We are excited to announce that our paper, “TPCx-AI under the Microscope: A Benchmarking Debt Analysis,” was accepted at VLDB 2026.
Title
TPCx-AI under the Microscope: A Benchmarking Debt Analysis
Authors
Ilin Tolovski (HPI), Philipp Hildebrandt (HPI), Khuzaima Daudjee (University of Waterloo), Tilmann Rabl (HPI)
Abstract
TPCx-AI is an industry standard benchmark for evaluating the end-to-end performance of machine learning systems and the underlying hardware configurations. In the database community, individual parts of the dataset and the workloads are used to evaluate preprocessing methods and systems for fast inference. In both of these cases, the datasets and workloads are used based on the characteristics defined in the specification.
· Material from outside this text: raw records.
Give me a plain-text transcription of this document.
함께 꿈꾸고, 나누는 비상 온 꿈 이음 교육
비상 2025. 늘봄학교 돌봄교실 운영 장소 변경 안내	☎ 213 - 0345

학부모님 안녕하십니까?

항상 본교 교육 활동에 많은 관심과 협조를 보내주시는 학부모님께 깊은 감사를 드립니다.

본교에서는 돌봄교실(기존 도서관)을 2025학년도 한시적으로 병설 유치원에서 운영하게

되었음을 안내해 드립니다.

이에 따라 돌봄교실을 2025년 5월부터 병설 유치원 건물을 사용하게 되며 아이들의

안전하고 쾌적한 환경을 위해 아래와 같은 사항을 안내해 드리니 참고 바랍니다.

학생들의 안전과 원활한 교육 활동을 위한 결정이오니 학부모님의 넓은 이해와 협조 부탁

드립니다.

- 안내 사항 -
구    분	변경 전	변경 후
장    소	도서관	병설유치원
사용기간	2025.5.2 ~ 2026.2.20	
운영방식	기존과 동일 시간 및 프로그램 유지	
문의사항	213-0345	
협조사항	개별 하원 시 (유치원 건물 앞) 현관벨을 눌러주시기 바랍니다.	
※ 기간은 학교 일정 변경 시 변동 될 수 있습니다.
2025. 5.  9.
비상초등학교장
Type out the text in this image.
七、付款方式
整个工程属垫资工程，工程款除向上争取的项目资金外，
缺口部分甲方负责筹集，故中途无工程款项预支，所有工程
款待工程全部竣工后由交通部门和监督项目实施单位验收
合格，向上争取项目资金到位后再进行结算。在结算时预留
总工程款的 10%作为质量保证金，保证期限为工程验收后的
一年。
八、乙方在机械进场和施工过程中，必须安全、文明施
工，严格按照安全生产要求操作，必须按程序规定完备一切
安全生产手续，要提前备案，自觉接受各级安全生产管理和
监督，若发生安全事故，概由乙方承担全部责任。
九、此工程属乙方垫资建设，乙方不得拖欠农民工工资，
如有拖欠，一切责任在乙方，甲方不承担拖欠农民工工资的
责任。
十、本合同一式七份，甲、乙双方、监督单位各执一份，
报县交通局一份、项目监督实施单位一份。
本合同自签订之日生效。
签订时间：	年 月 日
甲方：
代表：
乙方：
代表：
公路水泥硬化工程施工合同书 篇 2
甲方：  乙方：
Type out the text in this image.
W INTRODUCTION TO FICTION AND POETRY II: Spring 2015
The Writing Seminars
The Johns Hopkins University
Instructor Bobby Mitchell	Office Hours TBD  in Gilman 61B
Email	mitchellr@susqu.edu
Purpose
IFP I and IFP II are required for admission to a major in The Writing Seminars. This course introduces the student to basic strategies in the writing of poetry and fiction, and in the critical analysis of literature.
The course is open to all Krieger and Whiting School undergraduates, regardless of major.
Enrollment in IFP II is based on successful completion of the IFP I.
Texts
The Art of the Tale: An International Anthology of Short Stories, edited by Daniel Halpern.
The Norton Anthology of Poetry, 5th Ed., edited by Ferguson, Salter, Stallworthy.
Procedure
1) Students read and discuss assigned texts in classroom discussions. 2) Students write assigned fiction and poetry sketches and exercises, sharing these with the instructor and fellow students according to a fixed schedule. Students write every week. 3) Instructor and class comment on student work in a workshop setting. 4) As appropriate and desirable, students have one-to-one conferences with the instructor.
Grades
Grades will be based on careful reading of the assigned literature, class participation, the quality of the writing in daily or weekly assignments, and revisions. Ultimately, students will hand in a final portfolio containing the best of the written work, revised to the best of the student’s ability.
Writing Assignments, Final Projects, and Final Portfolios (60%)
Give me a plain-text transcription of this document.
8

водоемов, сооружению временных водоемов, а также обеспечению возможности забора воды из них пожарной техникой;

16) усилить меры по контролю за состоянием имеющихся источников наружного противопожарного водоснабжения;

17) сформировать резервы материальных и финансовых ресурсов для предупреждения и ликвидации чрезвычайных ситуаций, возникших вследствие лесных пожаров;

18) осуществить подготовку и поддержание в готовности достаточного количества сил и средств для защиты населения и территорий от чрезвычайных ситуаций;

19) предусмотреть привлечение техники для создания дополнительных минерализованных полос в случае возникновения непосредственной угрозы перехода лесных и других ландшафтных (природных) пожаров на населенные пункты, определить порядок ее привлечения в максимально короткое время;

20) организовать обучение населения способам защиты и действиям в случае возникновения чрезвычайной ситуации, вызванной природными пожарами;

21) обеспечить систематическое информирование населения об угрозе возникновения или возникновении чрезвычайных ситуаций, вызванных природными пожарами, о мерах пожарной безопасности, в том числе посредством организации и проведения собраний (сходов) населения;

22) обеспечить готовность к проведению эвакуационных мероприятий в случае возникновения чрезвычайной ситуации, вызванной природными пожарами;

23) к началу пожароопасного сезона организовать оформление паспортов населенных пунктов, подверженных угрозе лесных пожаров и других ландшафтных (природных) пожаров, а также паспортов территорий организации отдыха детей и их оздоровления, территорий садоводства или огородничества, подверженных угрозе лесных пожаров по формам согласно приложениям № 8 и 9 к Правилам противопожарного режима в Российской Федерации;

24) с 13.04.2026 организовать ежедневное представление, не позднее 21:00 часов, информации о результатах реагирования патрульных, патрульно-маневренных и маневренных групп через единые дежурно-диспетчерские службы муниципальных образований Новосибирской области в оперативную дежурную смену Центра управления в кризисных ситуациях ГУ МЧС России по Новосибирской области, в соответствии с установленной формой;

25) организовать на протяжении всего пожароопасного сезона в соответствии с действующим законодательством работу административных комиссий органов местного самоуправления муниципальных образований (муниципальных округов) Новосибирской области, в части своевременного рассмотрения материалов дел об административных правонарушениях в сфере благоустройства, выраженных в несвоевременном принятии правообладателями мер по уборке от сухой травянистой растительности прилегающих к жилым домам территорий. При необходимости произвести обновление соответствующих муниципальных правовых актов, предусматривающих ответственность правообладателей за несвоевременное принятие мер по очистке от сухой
Upon analysis of TPCx-AI’s dataset and use cases, we observe that the official implementation of TPCx-AI’s kit diverges from the specification, does not evaluate the capabilities of the system under test, and impacts the overall performance in a benchmark run. In this paper, we investigate the benchmarking debt accumulated in the TPCx-AI dataset and the workloads. We identify properties that impact the benchmark’s performance, including runtime and quality of use cases, the defined metrics and their thresholds, workload discrepancies, and data errors. Our analysis shows that all use cases and datasets contain benchmarking debts, impacting the training and serving runtimes by up to 350× and 800×, respectively.
By addressing these debts, we observe an end-to-end throughput increase of up to 3.8× over the default TPCx-AI implementation.